The other thing that was odd about me was how much I had come to love my independence. There was never a time in America when marriage was more of a fetish than in the 1950s, but I found that I simply wasn’t interested. This made me quite the aberration—almost even a deviant. But the trials of the war years had turned me into someone both resourceful and confident, and opening up a business with Marjorie had filled me with a sense of self-determination—so maybe I just didn’t believe anymore that I needed a man for very many purposes. (For one purpose only, really, if I am being honest.)

I had discovered that I rather liked living alone in my charming apartment above the bridal boutique. I liked my little place, with its two happy skylights, with its infinitesimally small bedroom (overlooking a magnolia tree in the alleyway behind me), and with its cherry-red kitchenette that I had painted myself. Once I’d laid claim to my own space, I quickly became accustomed to my own weird habits—like ashing my cigarettes into the flower box outside the kitchen window, or getting up in the middle of the night to turn on all the lights so I could read a mystery novel, or eating cold spaghetti for breakfast. I liked to pad about my home softly in my house slippers—never once touching shoes to the carpet. I liked to keep my fruit not randomly cast about in a bowl, but lined up neatly on my gleaming kitchen counter in a satisfying row. If you had told me that a man was going to move into my pretty little apartment, it would have felt like a home invasion.

Moreover, I had started to think that perhaps marriage wasn’t such a great bargain for women, after all. When I looked around at all the women I knew who’d been married for more than five or ten years, I didn’t see anybody whose lives I envied. Once the romance had faded, these women all seemed to be living in constant service to their husbands. (They either served their men happily or with resentment—but they all served.)

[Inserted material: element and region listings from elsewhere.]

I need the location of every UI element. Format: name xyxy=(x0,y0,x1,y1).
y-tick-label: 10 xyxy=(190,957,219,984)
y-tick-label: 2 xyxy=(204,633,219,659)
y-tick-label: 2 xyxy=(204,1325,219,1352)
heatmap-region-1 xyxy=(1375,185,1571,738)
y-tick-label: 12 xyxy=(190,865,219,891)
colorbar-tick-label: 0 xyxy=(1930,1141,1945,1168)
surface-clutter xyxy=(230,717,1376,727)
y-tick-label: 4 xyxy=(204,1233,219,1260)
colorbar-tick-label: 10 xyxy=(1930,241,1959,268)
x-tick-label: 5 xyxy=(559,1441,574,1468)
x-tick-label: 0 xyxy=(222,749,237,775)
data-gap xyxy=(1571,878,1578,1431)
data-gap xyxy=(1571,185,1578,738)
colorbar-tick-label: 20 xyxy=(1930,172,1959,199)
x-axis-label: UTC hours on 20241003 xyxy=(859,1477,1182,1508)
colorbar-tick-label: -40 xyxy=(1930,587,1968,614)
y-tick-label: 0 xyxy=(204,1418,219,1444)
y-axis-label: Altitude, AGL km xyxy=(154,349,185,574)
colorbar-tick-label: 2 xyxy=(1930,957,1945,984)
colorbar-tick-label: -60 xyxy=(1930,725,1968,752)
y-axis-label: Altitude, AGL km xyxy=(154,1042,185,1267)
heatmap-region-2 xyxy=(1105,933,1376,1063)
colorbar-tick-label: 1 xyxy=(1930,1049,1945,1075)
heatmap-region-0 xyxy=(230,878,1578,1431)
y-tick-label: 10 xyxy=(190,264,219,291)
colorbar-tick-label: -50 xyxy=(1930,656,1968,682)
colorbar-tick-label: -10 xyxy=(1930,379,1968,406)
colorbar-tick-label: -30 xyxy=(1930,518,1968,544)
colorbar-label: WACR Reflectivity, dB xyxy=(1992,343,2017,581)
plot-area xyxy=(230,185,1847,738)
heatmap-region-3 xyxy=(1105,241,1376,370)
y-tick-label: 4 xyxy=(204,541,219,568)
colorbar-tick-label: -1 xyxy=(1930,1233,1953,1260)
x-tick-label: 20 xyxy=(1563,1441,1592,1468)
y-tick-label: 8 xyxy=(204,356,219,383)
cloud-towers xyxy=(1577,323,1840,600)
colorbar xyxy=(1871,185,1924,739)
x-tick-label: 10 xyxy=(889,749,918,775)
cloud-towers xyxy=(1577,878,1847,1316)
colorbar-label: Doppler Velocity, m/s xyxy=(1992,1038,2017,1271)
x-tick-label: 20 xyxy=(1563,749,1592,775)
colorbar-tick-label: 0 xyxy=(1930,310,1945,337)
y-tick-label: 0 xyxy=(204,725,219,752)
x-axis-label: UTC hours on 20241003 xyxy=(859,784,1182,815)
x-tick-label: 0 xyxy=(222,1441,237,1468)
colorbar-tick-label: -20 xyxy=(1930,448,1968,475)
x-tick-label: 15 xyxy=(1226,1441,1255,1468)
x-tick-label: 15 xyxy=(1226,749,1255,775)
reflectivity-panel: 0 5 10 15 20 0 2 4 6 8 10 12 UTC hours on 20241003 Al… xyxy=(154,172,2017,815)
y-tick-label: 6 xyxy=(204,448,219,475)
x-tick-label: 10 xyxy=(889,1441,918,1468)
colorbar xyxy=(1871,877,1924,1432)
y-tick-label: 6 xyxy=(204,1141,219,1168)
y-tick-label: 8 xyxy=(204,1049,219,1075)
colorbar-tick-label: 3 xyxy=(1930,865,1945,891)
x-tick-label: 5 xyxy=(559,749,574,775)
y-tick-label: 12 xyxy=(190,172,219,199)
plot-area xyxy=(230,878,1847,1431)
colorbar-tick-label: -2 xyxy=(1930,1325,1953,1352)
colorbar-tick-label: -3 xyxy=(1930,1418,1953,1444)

Their husbands didn’t look ecstatically happy about the arrangement, either, I must say.

I would not have traded places with any of them.

All right, all right—to be fair, also nobody asked me to marry him.

Not since Jim Larsen, anyhow.

I do think I narrowly escaped a marriage proposal in 1957 from a senior financier at Brown Brothers Harriman, which was a private Wall Street bank, cloaked in hushed discretion and thunderous wealth. It was a temple of money, and Roger Alderman was one of its high priests. He owned a seaplane, if you can imagine it. (What possible use does a person have for a seaplane? Was he a spy? Did he have to drop provisions to his troops on an island? It was ludicrous.) I will say of him that he had the most divine suits, and there has always been something about a good-looking man in a freshly pressed and well-fitted suit that makes me feel a bit faint with desire.